Cette "démarche sectorielle" est originalement
définie dans la Convention comme une option pour les pays développés à
atteindre la cible d'améliorer la technologie énergétique.
Les discussions sur le projet final du plan sont
commencées après la minuit lorsque le Japon a poussé fermement sur cette
affaire et les pays n'ont pas pu de parvenir à un concensus.
Su Wei, directeur général du bureau du changement
climatique de la Commission nationale du Développement et de la Réforme, a
déclaré à Xinhua que la proposition japonaise vise à transférer
la responsabilité des pays développés aux industries individuelles
dans les pays développés et les pays en développement.
Cette tentative a été prouvée d'être non populaire
et entravera la coopération mondiale dans la lutte contre le changement
climatique, a commenté M. Su.
Intérrogé sur la prosition japonaise, Yvo de Boer,
secrétaire exécutif de la CCNUCC, a répondu que chaque pays, y compris le
Japon, s'est engagé dans les discussions et a joué un "rôle très
constructif".
Plus de 1.000 représentants viennent de plus de 160
pays ont assisté dans les discussion à Bangkok. La prochaine session aura
lieu en juin à Bonn, Allemagne, avec un peu plus de réunions, avant
la conférence du changement climatique de l'ONU à Copenhague, Danemark,
vers la fin de 2009.
Le nouvel accord prévu définira les nouveaux
engagements de la réduction des émissions de gaz à effet de serre pour les
pays industrialisés après l'expiration de la période 2008-2012 du
premier engagement du protocole de Kyoto en 1997.

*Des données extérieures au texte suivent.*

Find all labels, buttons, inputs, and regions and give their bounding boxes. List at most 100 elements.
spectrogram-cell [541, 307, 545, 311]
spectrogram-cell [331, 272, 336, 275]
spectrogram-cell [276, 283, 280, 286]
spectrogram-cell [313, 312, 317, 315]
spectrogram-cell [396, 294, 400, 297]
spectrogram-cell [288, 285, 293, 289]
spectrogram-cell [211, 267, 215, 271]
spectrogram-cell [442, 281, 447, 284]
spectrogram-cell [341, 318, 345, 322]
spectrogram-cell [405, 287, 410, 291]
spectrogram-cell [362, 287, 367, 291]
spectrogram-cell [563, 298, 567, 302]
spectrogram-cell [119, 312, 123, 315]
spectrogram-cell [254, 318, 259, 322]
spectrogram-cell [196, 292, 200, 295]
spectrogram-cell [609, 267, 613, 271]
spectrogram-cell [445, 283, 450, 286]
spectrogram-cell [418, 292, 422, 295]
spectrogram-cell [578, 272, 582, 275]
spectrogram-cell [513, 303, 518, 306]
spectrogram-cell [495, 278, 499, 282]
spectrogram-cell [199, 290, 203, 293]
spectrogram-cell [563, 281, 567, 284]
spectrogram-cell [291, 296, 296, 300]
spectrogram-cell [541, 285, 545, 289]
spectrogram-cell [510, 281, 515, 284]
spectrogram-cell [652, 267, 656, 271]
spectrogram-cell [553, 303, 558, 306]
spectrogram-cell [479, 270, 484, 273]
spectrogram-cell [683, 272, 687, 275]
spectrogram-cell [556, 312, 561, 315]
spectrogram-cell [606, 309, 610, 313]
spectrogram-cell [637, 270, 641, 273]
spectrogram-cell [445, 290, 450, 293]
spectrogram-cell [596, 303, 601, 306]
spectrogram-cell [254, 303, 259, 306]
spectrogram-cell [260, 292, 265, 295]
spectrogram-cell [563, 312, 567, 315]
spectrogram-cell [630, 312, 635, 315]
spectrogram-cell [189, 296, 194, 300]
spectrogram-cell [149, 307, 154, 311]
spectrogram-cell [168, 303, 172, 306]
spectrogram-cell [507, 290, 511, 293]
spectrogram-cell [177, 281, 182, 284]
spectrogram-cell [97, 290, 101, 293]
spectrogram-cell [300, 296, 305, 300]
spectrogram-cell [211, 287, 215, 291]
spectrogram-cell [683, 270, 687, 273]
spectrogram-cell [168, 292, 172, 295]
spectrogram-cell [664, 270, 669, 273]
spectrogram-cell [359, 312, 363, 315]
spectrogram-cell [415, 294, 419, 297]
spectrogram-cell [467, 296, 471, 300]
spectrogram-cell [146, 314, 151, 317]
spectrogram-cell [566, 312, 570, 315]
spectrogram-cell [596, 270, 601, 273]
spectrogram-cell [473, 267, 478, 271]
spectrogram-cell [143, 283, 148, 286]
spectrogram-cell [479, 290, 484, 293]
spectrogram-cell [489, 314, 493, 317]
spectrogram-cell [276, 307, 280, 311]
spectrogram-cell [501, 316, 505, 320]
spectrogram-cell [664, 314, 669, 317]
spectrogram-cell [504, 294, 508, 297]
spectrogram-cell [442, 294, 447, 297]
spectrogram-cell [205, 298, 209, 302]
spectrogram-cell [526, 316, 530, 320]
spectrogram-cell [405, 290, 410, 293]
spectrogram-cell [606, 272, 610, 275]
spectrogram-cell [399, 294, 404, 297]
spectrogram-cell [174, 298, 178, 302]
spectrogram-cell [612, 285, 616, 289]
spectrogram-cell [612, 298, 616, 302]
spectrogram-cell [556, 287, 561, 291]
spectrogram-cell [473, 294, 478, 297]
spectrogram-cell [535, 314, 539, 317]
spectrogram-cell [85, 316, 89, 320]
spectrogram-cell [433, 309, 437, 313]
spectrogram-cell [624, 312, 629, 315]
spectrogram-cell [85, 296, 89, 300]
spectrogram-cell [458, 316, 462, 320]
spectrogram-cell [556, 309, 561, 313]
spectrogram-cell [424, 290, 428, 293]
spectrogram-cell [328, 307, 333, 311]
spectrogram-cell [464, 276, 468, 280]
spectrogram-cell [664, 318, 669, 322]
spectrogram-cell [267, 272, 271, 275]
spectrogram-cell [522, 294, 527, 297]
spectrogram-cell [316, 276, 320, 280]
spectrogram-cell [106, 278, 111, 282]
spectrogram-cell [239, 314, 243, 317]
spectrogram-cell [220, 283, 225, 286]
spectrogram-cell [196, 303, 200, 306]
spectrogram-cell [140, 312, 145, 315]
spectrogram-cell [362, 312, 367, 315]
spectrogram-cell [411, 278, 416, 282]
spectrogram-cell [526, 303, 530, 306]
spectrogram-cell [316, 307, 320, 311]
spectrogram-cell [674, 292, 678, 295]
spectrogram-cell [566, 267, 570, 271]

Dans le cadre du protocole de Kyoto, 38 parties de
la CCNUCC, y compris l'Union européenne, les Etats-Unis, et le Japon, sont
obligés d'établir les objectifs nationaux sur la réduction des
émissions de gaz à effet de serre par une moyenne de 5,2% vers 2012
du niveau de 1990.
Les pays en développement comme la Chine, l'Inde et
les pays les moins développés, prendront les actions intérieures à
rejoindre dans la coopération mondiale sur l'atténuation et
l'adaptation du changement climatique, par réduire les emissions
avec le soutien technique et financier des pays développés, mais ne
sont pas obligés d'établir les objectifs nationaux sur la réduction des
émissions de gaz à effet, selon le protocole.